Chemotherapy-induced neuropathic pain (CNP) is the major dose-limiting factor in cancer chemotherapy. However, the neural mechanisms underlying CNP remain enigmatic. Accumulating evidence implicates the involvement of spinal glia in some neuropathic pain models. In this study, using a vincristine-evoked CNP rat model with obvious mechanical allodynia, we found that spinal astrocyte rather than microglia was dramatically activated. The mechanical allodynia was dose-dependently attenuated by intrathecal administratration of L-α-aminoadipate (astrocytic specific inhibitor); whereas minocycline (microglial specific inhibitor) had no such effect, indicating that spinal astrocytic activation contributes to allodynia in CNP rat.
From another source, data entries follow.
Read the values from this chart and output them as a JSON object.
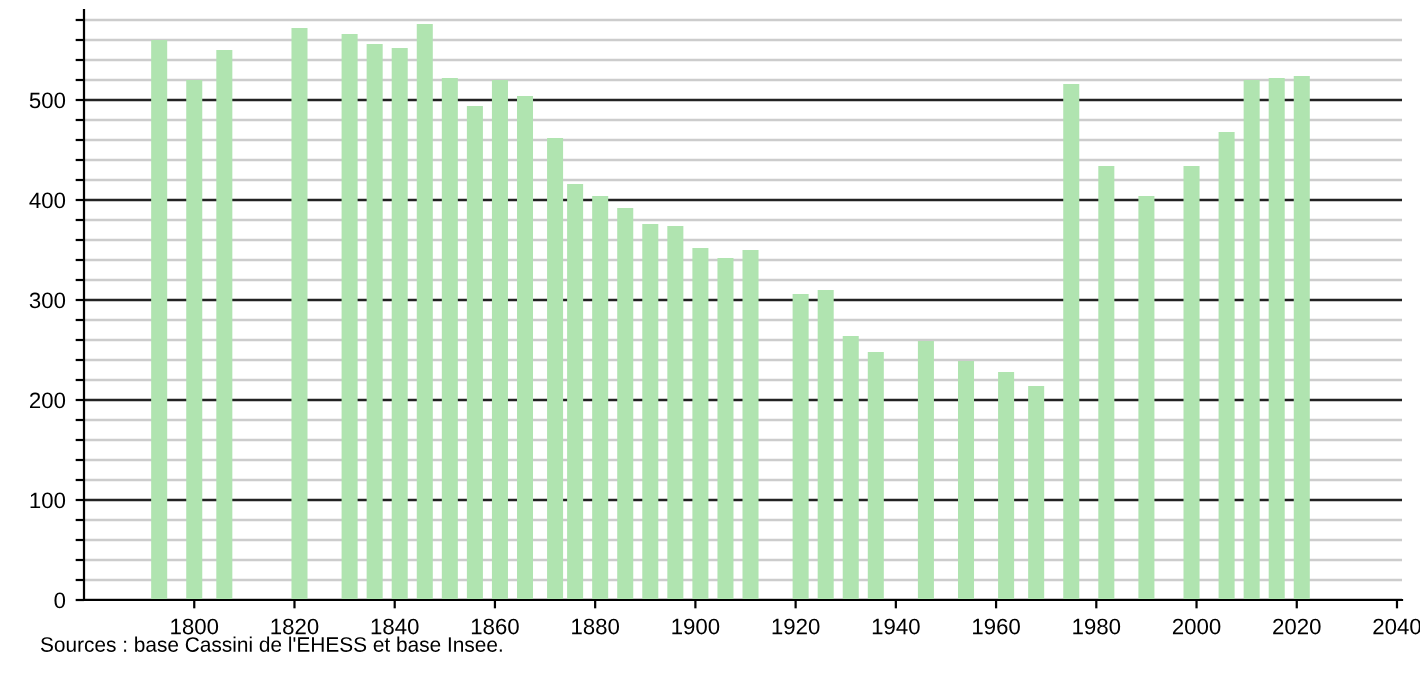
{
  "chart_data": {
    "type": "bar",
    "x": [
      1793,
      1800,
      1806,
      1821,
      1831,
      1836,
      1841,
      1846,
      1851,
      1856,
      1861,
      1866,
      1872,
      1876,
      1881,
      1886,
      1891,
      1896,
      1901,
      1906,
      1911,
      1921,
      1926,
      1931,
      1936,
      1946,
      1954,
      1962,
      1968,
      1975,
      1982,
      1990,
      1999,
      2006,
      2011,
      2016,
      2021
    ],
    "values": [
      560,
      520,
      550,
      572,
      566,
      556,
      552,
      576,
      522,
      494,
      520,
      504,
      462,
      416,
      404,
      392,
      376,
      374,
      352,
      342,
      350,
      306,
      310,
      264,
      248,
      259,
      239,
      228,
      214,
      516,
      434,
      404,
      434,
      468,
      520,
      522,
      524
    ],
    "color": "#b0e4b0",
    "xlim": [
      1778,
      2041
    ],
    "xticks": [
      1800,
      1820,
      1840,
      1860,
      1880,
      1900,
      1920,
      1940,
      1960,
      1980,
      2000,
      2020,
      2040
    ],
    "ylim": [
      0,
      590
    ],
    "yticks": [
      0,
      {
        "value": 20,
        "label": null
      },
      {
        "value": 40,
        "label": null
      },
      {
        "value": 60,
        "label": null
      },
      {
        "value": 80,
        "label": null
      },
      100,
      {
        "value": 120,
        "label": null
      },
      {
        "value": 140,
        "label": null
      },
      {
        "value": 160,
        "label": null
      },
      {
        "value": 180,
        "label": null
      },
      200,
      {
        "value": 220,
        "label": null
      },
      {
        "value": 240,
        "label": null
      },
      {
        "value": 260,
        "label": null
      },
      {
        "value": 280,
        "label": null
      },
      300,
      {
        "value": 320,
        "label": null
      },
      {
        "value": 340,
        "label": null
      },
      {
        "value": 360,
        "label": null
      },
      {
        "value": 380,
        "label": null
      },
      400,
      {
        "value": 420,
        "label": null
      },
      {
        "value": 440,
        "label": null
      },
      {
        "value": 460,
        "label": null
      },
      {
        "value": 480,
        "label": null
      },
      500,
      {
        "value": 520,
        "label": null
      },
      {
        "value": 540,
        "label": null
      },
      {
        "value": 560,
        "label": null
      },
      {
        "value": 580,
        "label": null
      }
    ],
    "grid": "y",
    "annotations": [
      "Sources : base Cassini de l'EHESS et base Insee."
    ]
  }
}
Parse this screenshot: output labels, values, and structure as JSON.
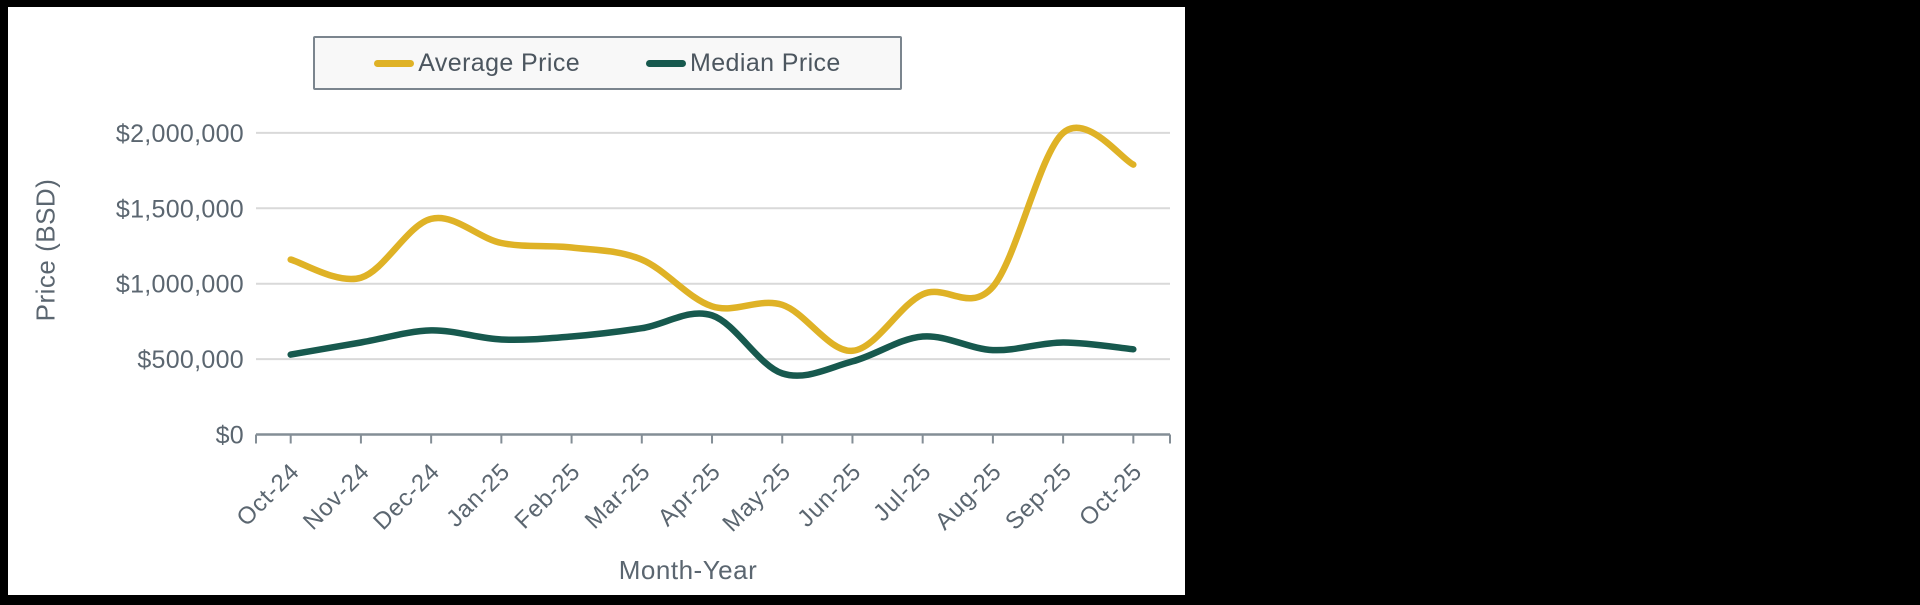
{
  "legend": {
    "items": [
      {
        "label": "Average Price",
        "color": "#dfb226"
      },
      {
        "label": "Median Price",
        "color": "#17594e"
      }
    ]
  },
  "chart_data": {
    "type": "line",
    "title": "",
    "xlabel": "Month-Year",
    "ylabel": "Price (BSD)",
    "categories": [
      "Oct-24",
      "Nov-24",
      "Dec-24",
      "Jan-25",
      "Feb-25",
      "Mar-25",
      "Apr-25",
      "May-25",
      "Jun-25",
      "Jul-25",
      "Aug-25",
      "Sep-25",
      "Oct-25"
    ],
    "series": [
      {
        "name": "Average Price",
        "color": "#dfb226",
        "values": [
          1160000,
          1040000,
          1430000,
          1270000,
          1240000,
          1160000,
          850000,
          860000,
          555000,
          930000,
          980000,
          2000000,
          1790000
        ]
      },
      {
        "name": "Median Price",
        "color": "#17594e",
        "values": [
          530000,
          610000,
          690000,
          630000,
          650000,
          705000,
          790000,
          405000,
          485000,
          650000,
          560000,
          610000,
          565000
        ]
      }
    ],
    "ylim": [
      0,
      2150000
    ],
    "y_tick_values": [
      0,
      500000,
      1000000,
      1500000,
      2000000
    ],
    "y_tick_labels": [
      "$0",
      "$500,000",
      "$1,000,000",
      "$1,500,000",
      "$2,000,000"
    ],
    "grid": true,
    "legend_position": "top",
    "smoothing": true
  },
  "colors": {
    "page_background": "#000000",
    "panel_background": "#ffffff",
    "gridline": "#d9d9d9",
    "axis_line": "#848e96",
    "tick_text": "#5b6670",
    "legend_text": "#4c565f",
    "legend_border": "#7b858e",
    "legend_background": "#f8f8f8"
  }
}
Furthermore, oxidative stress mediated the development of spinal astrocytic activation, and activated astrocytes dramatically increased interleukin-1β expression which induced N-methyl-D-aspartic acid receptor (NMDAR) phosphorylation in spinal neurons to strengthen pain transmission. Taken together, our findings suggest that spinal activated astrocytes may be a crucial component of the pathophysiology of CNP and “Astrocyte-Cytokine-NMDAR-neuron” pathway may be one detailed neural mechanisms underlying CNP. Thus, inhibiting spinal astrocytic activation may represent a novel therapeutic strategy for treating CNP.